Investing trends that have developed over the past decade remain strong. Since 2014, large LPs like pension funds and endowments have committed nearly $1 trillion to the energy transition. And while climate tech VCs are on track to raise about as much as last year, they’re outpacing the broader venture world, securing a larger percentage of commitments. This year, they’ve raised 3.8% of all venture capital, nearly double their share in 2020, according to PitchBook.
In the U.S., there are headwinds in the near term.
The Trump administration is openly opposed to the idea of an energy transition, and it is doing its best to undermine what progress has been made. As a result, the International Energy Agency (IEA) has revised downward the forecast for renewable adoption in the U.S., predicting that the rollout between now and 2030 will be 45% lower than the agency had predicted last year.

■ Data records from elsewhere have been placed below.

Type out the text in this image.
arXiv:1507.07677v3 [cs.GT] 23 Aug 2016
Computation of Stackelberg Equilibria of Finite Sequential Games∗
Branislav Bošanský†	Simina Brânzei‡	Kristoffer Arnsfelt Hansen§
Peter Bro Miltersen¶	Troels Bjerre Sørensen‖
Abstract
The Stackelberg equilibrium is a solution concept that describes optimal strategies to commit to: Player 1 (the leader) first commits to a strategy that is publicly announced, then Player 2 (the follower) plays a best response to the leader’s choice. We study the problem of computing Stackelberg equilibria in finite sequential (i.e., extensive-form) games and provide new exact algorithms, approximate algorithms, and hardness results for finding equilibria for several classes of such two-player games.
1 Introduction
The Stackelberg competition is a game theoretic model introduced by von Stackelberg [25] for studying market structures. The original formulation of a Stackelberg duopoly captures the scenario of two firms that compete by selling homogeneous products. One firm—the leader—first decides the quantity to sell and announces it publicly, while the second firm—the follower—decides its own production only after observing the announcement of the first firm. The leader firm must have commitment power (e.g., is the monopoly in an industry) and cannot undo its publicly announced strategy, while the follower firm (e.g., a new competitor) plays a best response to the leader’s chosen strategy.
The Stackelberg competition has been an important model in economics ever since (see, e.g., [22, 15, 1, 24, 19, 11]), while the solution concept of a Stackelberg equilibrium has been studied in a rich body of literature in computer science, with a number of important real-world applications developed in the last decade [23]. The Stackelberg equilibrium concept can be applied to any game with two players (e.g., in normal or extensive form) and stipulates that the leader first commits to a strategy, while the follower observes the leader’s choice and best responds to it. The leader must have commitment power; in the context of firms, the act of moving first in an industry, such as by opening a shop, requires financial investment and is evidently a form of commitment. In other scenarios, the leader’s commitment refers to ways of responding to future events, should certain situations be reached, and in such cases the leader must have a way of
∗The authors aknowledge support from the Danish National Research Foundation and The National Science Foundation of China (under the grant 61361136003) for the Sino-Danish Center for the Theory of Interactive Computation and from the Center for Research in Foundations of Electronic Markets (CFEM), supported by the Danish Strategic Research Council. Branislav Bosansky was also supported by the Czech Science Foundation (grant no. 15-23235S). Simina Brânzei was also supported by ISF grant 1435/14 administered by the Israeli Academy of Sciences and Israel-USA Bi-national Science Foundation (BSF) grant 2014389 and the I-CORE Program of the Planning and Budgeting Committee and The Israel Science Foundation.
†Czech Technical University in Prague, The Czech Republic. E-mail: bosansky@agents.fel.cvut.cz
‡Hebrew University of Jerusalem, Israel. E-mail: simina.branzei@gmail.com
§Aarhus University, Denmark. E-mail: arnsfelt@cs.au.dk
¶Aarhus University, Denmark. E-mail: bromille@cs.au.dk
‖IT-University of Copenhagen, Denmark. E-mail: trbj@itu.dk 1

Despite that, renewable capacity worldwide is expected to double by 2030, led by solar installations in China, India, the EU, and Subsaharan Africa.
The IEA isn’t the only organization predicting that the transition will continue. Analysts at DNV expect that renewables will provide 65% of the world’s electricity by 2040 and nearly all of it by 2060.
It won’t be enough to hit net-zero carbon emissions by 2050, DNV said. But few transitions are without their ups and downs, and the momentum appears to favor more renewable energy, not less.